In one of the most severe critiques of the agency to date, the panel chastised the Secret Service for its culture of “doing more with less” and the general lack of “critical thinking” that pervaded agents during and in the run-up to the Butler event, where Trump was shot and one rallygoer died.

“The Secret Service has become bureaucratic, complacent, and static even though risks have multiplied and technology has evolved,” the group wrote in its report issued Wednesday.

The panel, led by Mark Filip, deputy attorney general under President George W. Bush; Janet Napolitano, secretary of Homeland Security under President Barack Obama; and others, recommended that agency leadership be replaced with outside individuals who could change the Secret Service’s culture, including the “present sense of complacency within the Service.”

“Many of the difficulties noted by the Panel throughout this report, particularly those related to the Panel’s ‘deeper concerns,’ are ultimately due, directly or indirectly, to the Service’s culture. “A change in leadership with new perspectives will help the Service resolve those issues,” the panel wrote.

The agency is currently run by acting Director Ronald Rowe, who, while not identified directly in the report’s suggestion for leadership change, came up through the agency’s ranks and was appointed after Director Kimberly Cheatle quit in the aftermath of the near assassination.

The report heavily criticized the agency for failing to properly secure the Butler rally site, including failing to establish line-of-sight blockades, failing to secure the group of buildings the shooter accessed, failing to respond to reports of the shooter as a suspicious person more than an hour before Trump was shot, and a slew of other failures on the part of the agency and local law enforcement.

The panel attributed these failings to a lack of critical thinking among Secret Service officials in charge of security that day.

The panel also recommended that the agency relinquish some of its non-security functions, such as investigative work, some of which focuses on the financial crimes that the organization was formed to tackle.

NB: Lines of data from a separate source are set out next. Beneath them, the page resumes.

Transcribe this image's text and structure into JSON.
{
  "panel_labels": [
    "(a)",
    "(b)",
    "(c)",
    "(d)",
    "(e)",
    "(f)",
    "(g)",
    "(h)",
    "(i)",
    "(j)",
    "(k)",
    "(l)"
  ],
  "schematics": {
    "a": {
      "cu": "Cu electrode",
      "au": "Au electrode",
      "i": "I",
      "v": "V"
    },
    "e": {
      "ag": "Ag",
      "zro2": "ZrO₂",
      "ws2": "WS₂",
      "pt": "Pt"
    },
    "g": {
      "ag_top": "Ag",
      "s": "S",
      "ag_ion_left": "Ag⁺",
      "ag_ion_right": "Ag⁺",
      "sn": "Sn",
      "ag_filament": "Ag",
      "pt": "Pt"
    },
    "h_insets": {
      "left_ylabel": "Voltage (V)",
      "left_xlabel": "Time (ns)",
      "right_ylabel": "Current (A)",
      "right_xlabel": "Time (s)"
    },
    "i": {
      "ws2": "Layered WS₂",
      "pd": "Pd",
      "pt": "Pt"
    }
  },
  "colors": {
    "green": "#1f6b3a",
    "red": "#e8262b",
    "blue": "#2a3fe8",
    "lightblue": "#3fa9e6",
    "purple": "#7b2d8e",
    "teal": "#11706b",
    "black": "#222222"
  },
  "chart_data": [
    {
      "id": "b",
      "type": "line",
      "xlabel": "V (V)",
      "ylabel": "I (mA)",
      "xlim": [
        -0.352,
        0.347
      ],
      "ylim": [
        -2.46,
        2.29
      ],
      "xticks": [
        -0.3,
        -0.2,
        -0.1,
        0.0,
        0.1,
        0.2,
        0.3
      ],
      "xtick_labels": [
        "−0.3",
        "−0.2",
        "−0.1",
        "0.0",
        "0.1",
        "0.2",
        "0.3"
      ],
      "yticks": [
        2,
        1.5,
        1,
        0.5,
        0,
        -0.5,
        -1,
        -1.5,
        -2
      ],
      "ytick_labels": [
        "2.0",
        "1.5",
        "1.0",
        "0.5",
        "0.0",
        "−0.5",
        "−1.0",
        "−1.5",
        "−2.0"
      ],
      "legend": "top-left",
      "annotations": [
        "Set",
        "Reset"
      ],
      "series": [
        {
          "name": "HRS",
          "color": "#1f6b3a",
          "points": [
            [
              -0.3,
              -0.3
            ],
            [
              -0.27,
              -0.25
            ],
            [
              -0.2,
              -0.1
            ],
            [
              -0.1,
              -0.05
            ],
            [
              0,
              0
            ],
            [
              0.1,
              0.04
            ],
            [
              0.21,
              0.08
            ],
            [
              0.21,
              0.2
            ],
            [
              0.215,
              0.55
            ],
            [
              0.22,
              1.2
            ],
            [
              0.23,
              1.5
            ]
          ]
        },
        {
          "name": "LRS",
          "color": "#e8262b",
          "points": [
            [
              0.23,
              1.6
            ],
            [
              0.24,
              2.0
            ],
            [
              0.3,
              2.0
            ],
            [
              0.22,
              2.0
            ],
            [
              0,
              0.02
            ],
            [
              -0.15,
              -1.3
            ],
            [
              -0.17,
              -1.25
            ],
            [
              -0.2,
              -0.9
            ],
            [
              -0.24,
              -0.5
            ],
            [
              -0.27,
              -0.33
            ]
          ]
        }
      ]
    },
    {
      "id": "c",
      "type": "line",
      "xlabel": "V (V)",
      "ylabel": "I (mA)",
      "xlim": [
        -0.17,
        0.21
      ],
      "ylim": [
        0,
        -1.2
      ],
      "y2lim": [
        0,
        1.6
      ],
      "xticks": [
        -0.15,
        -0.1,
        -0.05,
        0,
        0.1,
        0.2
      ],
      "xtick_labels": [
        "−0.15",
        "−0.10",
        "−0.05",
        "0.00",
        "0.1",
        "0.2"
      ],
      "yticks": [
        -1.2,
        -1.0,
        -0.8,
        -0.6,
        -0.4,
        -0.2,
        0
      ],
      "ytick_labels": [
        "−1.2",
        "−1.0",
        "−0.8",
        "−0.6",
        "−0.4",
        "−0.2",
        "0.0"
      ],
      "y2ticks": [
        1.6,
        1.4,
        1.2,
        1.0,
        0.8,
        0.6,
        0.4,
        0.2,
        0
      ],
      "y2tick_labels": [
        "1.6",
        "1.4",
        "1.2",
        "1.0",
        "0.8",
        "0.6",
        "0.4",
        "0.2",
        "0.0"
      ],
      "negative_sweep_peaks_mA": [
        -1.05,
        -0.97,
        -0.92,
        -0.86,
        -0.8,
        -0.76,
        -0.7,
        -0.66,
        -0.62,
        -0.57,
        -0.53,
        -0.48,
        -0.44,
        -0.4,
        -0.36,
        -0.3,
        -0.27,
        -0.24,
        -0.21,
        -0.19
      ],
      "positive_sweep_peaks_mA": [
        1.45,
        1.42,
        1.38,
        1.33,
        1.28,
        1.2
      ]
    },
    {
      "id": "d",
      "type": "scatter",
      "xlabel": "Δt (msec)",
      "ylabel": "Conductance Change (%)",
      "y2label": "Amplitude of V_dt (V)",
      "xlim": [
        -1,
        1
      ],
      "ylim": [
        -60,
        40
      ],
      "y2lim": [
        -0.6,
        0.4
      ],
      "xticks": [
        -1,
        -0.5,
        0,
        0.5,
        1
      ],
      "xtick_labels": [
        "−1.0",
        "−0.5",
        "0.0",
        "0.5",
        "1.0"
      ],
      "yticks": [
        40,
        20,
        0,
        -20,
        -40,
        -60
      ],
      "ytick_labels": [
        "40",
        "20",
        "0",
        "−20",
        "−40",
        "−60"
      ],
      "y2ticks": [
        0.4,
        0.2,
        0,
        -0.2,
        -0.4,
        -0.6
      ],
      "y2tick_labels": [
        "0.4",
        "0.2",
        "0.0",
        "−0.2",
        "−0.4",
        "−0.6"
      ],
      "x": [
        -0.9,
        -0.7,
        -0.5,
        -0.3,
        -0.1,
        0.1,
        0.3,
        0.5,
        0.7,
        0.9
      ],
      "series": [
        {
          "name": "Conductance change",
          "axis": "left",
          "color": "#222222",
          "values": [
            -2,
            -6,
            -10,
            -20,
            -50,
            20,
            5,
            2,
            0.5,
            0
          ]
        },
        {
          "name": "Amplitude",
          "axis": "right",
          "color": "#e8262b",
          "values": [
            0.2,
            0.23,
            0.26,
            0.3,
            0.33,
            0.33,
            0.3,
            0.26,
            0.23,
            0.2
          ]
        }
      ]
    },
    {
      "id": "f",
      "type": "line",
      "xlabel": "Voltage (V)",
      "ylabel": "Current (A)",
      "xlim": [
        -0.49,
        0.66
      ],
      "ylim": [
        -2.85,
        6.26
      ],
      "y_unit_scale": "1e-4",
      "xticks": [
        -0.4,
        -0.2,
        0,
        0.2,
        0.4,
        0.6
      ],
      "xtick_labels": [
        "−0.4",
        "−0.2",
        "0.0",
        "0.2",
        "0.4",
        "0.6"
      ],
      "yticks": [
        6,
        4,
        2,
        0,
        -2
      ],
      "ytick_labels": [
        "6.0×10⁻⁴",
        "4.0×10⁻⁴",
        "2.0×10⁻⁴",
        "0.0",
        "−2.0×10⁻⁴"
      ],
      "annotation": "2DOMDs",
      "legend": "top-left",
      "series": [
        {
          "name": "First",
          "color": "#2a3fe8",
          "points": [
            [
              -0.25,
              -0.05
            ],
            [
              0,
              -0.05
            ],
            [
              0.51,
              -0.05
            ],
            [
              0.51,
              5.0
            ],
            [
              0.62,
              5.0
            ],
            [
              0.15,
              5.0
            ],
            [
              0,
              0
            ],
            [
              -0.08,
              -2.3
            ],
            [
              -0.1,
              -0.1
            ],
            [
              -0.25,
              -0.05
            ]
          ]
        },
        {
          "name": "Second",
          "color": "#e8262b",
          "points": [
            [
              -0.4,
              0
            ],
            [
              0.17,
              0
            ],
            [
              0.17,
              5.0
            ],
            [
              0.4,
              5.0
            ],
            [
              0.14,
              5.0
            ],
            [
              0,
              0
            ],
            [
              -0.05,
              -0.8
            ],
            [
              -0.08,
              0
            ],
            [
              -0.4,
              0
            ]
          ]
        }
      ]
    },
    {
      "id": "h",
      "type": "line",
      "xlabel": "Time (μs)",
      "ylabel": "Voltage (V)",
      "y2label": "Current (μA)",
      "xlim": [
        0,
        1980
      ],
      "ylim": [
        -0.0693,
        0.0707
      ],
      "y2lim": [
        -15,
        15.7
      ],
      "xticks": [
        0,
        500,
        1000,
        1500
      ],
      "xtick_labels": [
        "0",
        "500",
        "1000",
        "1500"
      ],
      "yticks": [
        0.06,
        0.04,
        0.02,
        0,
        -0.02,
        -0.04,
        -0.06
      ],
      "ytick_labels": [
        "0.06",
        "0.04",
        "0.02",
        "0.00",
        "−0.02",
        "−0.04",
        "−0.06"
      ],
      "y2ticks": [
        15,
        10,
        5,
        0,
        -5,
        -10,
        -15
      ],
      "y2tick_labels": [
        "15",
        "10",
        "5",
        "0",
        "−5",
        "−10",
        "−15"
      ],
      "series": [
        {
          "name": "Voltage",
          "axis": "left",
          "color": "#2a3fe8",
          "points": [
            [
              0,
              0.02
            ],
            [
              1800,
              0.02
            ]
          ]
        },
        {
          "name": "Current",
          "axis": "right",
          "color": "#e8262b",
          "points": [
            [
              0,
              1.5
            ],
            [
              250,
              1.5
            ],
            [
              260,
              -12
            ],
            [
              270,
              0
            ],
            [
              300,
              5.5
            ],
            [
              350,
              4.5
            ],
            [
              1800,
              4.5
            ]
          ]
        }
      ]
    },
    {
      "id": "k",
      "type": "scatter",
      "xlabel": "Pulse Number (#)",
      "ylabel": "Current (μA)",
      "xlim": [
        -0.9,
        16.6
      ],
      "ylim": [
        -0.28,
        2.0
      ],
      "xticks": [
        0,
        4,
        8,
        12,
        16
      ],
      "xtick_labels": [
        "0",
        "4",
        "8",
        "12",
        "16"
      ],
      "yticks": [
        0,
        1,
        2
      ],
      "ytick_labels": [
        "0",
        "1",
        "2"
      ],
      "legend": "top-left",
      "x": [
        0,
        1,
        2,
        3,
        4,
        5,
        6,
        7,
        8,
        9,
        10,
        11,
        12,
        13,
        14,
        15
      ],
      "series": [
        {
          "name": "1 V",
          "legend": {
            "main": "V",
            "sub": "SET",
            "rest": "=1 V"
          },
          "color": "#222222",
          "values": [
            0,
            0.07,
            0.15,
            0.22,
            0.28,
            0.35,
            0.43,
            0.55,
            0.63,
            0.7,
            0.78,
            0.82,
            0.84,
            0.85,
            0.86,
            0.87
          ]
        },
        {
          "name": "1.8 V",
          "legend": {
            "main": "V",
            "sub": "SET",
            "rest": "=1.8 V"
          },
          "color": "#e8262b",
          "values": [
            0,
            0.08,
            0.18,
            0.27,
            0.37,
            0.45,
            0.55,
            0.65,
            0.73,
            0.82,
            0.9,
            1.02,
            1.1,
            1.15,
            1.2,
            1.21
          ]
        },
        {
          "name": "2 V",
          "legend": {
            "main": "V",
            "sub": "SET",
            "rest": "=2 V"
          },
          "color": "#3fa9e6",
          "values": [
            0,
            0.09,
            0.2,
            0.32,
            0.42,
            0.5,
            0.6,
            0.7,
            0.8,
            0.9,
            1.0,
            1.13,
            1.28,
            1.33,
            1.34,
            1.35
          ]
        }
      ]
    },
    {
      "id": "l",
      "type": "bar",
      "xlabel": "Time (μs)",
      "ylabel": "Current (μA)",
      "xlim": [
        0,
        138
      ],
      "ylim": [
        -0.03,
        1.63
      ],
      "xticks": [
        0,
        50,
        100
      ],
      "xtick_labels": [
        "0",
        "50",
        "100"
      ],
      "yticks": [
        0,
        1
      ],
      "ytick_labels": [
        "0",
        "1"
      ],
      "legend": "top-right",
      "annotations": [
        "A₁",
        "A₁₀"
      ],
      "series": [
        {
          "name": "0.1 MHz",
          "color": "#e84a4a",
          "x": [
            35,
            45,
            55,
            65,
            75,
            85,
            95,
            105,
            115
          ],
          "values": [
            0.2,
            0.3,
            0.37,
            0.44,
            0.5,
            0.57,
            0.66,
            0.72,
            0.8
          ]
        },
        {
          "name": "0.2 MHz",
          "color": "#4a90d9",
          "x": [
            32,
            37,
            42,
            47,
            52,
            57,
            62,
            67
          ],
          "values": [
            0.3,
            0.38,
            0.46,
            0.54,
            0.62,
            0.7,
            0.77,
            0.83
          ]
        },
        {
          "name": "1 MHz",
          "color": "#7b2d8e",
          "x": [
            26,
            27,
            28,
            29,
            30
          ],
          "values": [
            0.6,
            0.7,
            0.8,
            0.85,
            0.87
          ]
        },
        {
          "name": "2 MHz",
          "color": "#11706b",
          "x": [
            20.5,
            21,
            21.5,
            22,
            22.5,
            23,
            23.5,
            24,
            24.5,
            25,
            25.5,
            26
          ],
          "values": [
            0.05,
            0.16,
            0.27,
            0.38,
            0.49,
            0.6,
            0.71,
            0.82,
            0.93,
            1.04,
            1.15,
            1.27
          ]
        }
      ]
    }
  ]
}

“The Panel expresses extreme skepticism that many of the Service’s non-protective (investigative) missions meaningfully contribute to the Service’s protective capability and is concerned that they may materially distract from it,” according to the study.

The panel also criticized the Secret Service for failing to adequately beef up Trump’s security after learning of an assassination threat from “a foreign state actor” to the former president, as well as his already high-profile status as a former president and current Republican front-runner in the 2024 election. HEADLINESFOREVER earlier revealed that authorities had gathered intelligence regarding an Iranian conspiracy to assassinate Trump in the weeks leading up to the former president’s attempted assassination at a campaign event in Pennsylvania last July.

Other agency failings noted in the report included inexperience among personnel in charge of rally site security on that particular day.

“The site agent assigned by the Trump detail to coordinate with the Pittsburgh field office to conduct site advance work and site security planning for the Butler rally only graduated from the Service’s academy in 2020,” said the panel. That individual “had only been on the Trump detail since 2023, and had engaged in minimal previous site advance work or site security planning and certainly nothing to the level of the July 13 Butler rally.”

The panel also discussed communication breakdowns between the Secret Service and local law enforcement officials at the Butler event, who reported the shooter’s movements and suspicious activities throughout the day, such as gazing at the stage with a range finder.

The panel highlighted that, while the Secret Service claims to be working on a more integrated communications system, the federal government was aware of and addressed these vulnerabilities decades ago, following the September 11 terrorist attacks.

While the panel complimented agents for intervening to defend Trump after he was injured and immediately apprehending the shooter, it also stated that “bravery and selflessness alone, no matter how honorable, are insufficient to discharge the Secret Service’s no-fail protective mission.”